These lorries could be watching what you’re doing on the motorway and hand you fines
A number of unmarked HGV lorries will now patrol UK motorways to catch out distracted drivers flouting road rules.
The UK police force has now recruited a fleet of HGV supercabs to track down and catch motorists flouting distracted driving rules.
Officers will be using these vehicles to exclusively clampdown on distracted drivers on the motorway.
Dubbed ‘Operation Tramline’ uses unrestricted ‘supercabs’ are fitted with super wide angle cameras to track down drivers flouting rules such as mobile phone driving laws.
These supercabs act as a better vantage point for officers than a traditional car or bike.
They are followed in tandem by unmarked police cars and bikes, which are still used to stop and penalise motorists, once an offence is detected by the cab.
Highways England was the brainchild behind the ‘supercab,’ which has previously been a success in the UK.
The initial scheme took place in 2014, where one HGV managed to catch 4,000 distracted drivers over the course of two years.
Now, the fleet will consist of three supercabs which will be circulated among the various police forces across Britain.
PC Darren Cornwall, of Surrey and Sussex RPU, said: “Working together with Highways England, we were once again able to work in a cost effective way towards our joint aim to provide a safe and reliable road transport system for all drivers.

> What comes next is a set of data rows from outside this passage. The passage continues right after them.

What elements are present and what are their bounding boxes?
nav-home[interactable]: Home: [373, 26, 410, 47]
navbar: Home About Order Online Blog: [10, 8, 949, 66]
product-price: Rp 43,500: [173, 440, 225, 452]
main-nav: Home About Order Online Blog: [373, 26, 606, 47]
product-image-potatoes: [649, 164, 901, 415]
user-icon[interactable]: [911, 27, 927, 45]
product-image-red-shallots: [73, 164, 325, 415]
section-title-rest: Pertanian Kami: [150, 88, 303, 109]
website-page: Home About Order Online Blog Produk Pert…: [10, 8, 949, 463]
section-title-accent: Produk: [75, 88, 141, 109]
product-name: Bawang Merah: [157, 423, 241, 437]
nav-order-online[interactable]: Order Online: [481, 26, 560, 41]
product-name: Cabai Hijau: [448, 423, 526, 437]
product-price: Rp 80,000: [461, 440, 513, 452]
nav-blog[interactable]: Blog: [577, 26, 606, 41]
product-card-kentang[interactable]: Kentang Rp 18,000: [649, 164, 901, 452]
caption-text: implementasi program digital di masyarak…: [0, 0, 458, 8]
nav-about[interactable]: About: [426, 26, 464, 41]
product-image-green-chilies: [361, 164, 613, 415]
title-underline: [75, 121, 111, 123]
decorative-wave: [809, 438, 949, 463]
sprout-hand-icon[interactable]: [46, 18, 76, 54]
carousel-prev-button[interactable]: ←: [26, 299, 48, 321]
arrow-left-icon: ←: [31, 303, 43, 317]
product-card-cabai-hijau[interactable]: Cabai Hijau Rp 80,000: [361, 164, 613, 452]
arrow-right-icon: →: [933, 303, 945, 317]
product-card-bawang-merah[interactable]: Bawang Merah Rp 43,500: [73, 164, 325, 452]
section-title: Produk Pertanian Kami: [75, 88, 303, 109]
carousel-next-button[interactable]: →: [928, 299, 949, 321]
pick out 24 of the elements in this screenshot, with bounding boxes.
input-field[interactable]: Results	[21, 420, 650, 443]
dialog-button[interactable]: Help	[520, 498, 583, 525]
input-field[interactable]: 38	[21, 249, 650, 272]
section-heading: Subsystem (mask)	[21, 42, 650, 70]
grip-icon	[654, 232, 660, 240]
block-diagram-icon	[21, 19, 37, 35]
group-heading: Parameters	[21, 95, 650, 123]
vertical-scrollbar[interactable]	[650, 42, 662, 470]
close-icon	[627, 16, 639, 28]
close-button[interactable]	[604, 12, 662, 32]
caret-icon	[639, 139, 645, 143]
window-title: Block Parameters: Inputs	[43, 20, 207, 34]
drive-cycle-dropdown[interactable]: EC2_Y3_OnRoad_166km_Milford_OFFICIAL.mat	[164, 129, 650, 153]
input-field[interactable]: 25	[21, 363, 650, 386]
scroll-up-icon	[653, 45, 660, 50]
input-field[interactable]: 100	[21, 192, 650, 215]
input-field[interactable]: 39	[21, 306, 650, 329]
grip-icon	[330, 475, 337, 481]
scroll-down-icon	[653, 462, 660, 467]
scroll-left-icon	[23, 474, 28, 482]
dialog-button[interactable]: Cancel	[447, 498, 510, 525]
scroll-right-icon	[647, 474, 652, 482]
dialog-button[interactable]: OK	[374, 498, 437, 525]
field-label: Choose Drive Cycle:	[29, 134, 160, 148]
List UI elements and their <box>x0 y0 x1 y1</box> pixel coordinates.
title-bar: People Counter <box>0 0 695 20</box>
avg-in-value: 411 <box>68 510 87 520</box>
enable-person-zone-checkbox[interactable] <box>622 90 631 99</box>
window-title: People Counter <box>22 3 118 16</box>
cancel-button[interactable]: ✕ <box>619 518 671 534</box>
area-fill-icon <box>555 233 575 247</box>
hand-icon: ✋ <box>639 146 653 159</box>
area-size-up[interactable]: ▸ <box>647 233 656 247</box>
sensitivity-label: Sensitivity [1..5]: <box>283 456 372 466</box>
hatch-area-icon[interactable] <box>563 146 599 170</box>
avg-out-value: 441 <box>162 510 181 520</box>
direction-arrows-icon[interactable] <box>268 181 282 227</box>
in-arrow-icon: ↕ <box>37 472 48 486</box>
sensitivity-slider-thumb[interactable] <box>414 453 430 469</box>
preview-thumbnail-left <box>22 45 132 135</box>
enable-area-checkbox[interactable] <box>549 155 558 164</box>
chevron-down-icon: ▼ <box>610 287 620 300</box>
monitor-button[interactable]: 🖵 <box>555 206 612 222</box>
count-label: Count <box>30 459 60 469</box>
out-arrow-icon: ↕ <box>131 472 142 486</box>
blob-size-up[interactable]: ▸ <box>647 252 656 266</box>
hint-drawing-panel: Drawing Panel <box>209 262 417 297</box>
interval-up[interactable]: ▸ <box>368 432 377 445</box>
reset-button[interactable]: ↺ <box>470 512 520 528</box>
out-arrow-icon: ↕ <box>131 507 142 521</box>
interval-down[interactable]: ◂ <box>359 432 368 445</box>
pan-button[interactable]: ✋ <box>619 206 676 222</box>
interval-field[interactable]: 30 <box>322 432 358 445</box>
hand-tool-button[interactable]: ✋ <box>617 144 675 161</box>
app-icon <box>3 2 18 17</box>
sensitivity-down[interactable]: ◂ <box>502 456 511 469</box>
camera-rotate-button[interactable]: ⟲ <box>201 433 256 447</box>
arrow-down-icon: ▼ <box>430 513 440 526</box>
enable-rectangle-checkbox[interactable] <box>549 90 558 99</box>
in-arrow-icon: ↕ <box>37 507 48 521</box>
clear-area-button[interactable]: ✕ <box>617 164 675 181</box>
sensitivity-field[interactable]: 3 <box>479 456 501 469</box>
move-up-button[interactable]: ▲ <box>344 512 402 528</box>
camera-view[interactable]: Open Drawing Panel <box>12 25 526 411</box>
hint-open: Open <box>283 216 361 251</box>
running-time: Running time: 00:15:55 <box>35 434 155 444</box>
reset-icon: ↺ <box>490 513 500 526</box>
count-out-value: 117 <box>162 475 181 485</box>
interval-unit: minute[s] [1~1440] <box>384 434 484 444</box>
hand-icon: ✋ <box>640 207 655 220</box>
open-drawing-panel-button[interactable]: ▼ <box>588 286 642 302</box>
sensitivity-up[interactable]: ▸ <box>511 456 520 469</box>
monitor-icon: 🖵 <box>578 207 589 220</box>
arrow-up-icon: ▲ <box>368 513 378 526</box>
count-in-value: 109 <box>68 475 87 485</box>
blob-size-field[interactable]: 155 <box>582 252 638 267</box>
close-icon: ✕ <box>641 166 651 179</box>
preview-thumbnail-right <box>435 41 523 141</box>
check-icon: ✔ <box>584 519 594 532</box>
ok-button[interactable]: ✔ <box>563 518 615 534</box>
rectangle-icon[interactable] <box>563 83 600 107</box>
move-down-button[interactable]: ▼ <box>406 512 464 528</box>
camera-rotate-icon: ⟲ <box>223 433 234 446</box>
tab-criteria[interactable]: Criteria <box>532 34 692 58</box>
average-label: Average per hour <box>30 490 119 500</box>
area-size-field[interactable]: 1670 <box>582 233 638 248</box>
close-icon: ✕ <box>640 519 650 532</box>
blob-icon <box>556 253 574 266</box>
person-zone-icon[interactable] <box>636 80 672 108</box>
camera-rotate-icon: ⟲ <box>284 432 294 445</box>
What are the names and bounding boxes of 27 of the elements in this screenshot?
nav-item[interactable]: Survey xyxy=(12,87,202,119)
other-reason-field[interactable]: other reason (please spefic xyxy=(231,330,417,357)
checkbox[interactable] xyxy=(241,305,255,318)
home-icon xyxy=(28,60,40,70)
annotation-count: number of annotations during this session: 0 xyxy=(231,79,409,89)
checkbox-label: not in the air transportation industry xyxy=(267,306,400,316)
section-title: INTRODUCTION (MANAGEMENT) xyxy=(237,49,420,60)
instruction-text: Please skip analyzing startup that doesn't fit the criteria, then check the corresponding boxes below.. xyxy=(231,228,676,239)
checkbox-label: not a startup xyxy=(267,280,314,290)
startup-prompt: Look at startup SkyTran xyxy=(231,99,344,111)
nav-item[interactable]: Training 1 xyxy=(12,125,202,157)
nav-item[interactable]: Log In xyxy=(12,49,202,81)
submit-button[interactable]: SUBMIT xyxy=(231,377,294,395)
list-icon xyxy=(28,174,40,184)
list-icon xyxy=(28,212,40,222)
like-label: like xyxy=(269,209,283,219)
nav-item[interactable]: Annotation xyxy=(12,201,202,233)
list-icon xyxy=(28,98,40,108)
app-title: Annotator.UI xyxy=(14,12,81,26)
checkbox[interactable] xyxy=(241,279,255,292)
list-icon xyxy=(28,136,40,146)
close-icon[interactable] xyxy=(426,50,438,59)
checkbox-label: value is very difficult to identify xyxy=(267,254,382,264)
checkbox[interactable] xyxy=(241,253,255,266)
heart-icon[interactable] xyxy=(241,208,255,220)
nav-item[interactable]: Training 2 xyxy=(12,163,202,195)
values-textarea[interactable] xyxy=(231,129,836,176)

“Using the new ‘supercab’ with an increased height enabled us to spot far more drivers committing ‘fatal four’ offences than we would usually be able to detect at a lower level.
“It was a very successful operation and we hope it will remind motorists that they should always drive safely, and that even though they might not see a marked police car nearby, it doesn’t mean they aren’t being watched.”
Two officers operate the cab at once – one driver and one spotter.
The spotter’s job is to locate a motorist committing an offence and record it.
The cabs are followed by a succession of unmarked police car and motorcycle.
Offences that fall into the ‘fatal four’ category include drink/drug-driving, speeding, using handheld devices and not wearing a seatbelt.